De toute évidence et dans la mesure ou vous êtes mariés sous le régime de la communauté légale, le bien que vous projetez d'acquérir sera un bien commun.

Cette communauté des biens ne signifie pas pour autant que lors d'un éventuel divorce, chacun des époux recueillera dans le cadre d'une liquidation de ladite communauté, la moitié de la valeur de la maison.



Il sera établi un compte des récompenses entre les époux qui tiendra compte des frais et dépenses (remboursement d'un prêt immobilier, etc...) pris en charge par ceux-ci, sans oublier que récompense pourra être due à l'épouse qui semble disposer de la pleine propriété en propre du terrain.

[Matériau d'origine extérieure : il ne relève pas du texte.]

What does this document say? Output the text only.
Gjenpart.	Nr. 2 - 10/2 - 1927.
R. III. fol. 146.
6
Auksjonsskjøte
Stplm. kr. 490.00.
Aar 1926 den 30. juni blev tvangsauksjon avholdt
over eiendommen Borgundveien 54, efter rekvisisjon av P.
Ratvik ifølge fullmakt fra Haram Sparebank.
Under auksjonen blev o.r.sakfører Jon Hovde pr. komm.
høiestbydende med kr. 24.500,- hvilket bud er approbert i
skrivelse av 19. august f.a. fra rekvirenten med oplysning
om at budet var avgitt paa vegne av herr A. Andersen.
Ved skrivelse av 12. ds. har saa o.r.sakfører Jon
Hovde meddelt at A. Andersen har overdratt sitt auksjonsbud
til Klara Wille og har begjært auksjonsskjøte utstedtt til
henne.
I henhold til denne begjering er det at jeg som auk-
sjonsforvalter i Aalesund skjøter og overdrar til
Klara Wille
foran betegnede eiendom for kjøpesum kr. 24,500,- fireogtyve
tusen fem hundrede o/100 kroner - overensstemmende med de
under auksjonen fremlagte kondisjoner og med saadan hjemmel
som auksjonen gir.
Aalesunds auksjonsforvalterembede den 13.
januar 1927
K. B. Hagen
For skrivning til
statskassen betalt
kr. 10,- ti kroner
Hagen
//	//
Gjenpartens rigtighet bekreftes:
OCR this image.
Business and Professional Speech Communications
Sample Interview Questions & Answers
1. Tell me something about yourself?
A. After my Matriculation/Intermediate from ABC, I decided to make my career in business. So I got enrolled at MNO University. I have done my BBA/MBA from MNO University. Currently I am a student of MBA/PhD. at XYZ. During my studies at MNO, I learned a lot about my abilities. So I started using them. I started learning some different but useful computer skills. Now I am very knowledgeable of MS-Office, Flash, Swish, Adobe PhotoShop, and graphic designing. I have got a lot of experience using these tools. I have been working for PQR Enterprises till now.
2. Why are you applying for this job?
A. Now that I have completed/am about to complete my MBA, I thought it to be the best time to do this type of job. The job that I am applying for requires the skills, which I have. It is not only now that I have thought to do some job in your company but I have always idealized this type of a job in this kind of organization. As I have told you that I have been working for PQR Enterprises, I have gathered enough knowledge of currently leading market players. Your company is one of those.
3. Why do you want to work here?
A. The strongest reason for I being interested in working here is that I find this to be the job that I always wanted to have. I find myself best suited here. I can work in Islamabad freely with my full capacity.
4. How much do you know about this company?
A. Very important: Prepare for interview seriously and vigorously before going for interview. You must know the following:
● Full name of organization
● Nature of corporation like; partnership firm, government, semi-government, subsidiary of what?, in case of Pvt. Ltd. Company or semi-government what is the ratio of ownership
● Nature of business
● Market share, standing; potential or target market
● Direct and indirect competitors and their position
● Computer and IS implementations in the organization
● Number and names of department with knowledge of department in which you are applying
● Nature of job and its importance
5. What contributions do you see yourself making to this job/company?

S'agissant de vos droits respectifs en matière de succession, ils dépendront des éventuelles donations entre époux consenti ou à consentir, des dispositions fixées par Testament, etc... (articles 734 et suivants du code civil).

Quoi qu'il en soit, sachez que le conjoint survivant disposera d'un droit d'usufruit sur le logement de famille faisant partie de la succession (article 763 du code civil).

Enfin, il est difficile dans l'état de déterminer ce que vous considérez comme un partage équitable ; il serait donc utile que vous vous rapprochiez d'un Notaire.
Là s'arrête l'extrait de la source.